When is Volcano a good fit?

Here are some scenarios where the use of Volcano for batch scheduling is ideal

High-Performance Computing (HPC)

When running scientific simulations, financial modeling, or computational fluid dynamics where multiple tasks need to be executed in parallel across multiple nodes, Volcano’s gang scheduling and efficient resource management are vital.

Machine Learning (ML) and AI

For workloads like distributed deep learning, where tasks (e.g., parameter servers and workers) must run together, Volcano ensures that all necessary resources are allocated before starting the job. When using GPUs or TPUs for training models, the scheduler ensures these specialized resources are effectively allocated.

Big Data Processing

Jobs that involve tools like Apache Spark, Hadoop, or Flink, which require resource coordination across multiple pods, can benefit from Volcano’s ability to manage resource requests efficiently and schedule jobs in parallel with resource awareness.

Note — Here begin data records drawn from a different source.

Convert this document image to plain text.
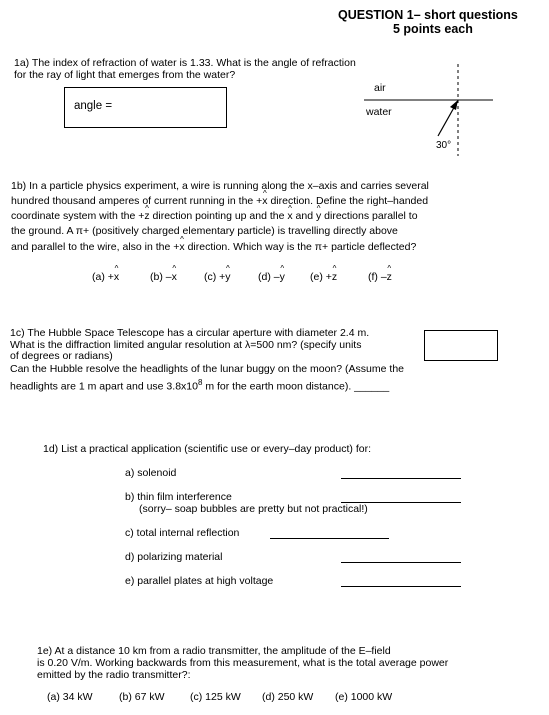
QUESTION 1– short questions
5 points each
1a) The index of refraction of water is 1.33. What is the angle of refraction
for the ray of light that emerges from the water?
angle =
air
water
30°
1b) In a particle physics experiment, a wire is running along the x–axis and carries several
hundred thousand amperes of current running in the +^ x direction. Define the right–handed
coordinate system with the +^ z direction pointing up and the ^ x and ^ y directions parallel to
the ground. A π+ (positively charged elementary particle) is travelling directly above
and parallel to the wire, also in the +^ x direction. Which way is the π+ particle deflected?
(a) +^ x	(b) –^ x	(c) +^ y	(d) –^ y (e) +^ z	(f) –^ z
1c) The Hubble Space Telescope has a circular aperture with diameter 2.4 m.
What is the diffraction limited angular resolution at λ=500 nm? (specify units
of degrees or radians)
Can the Hubble resolve the headlights of the lunar buggy on the moon? (Assume the
headlights are 1 m apart and use $3.8x10^8$ m for the earth moon distance). ______
1d) List a practical application (scientific use or every–day product) for:
a) solenoid
b) thin film interference
(sorry– soap bubbles are pretty but not practical!)
c) total internal reflection
d) polarizing material
e) parallel plates at high voltage
1e) At a distance 10 km from a radio transmitter, the amplitude of the E–field
is 0.20 V/m. Working backwards from this measurement, what is the total average power
emitted by the radio transmitter?:
(a) 34 kW	(b) 67 kW (c) 125 kW (d) 250 kW (e) 1000 kW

Cloud-Native Batch Processing

For batch processing pipelines, such as ETL (Extract, Transform, Load) jobs, Volcano offers a more fine-grained scheduling approach than the default Kubernetes scheduler, ensuring that batch jobs are executed efficiently with minimal downtime.

Multi-Tenant Environments

If your Kubernetes cluster is shared by multiple teams or departments, Volcano’s support for fair-share scheduling, job preemption, and priority queues helps ensure that resources are distributed according to the needs and priorities of different workloads.

Long-Running Computational Jobs:

If your workloads involve long-running, resource-intensive jobs, like simulations or training models for several hours or days, Volcano can manage job preemption and resume processes efficiently, ensuring optimal resource utilization.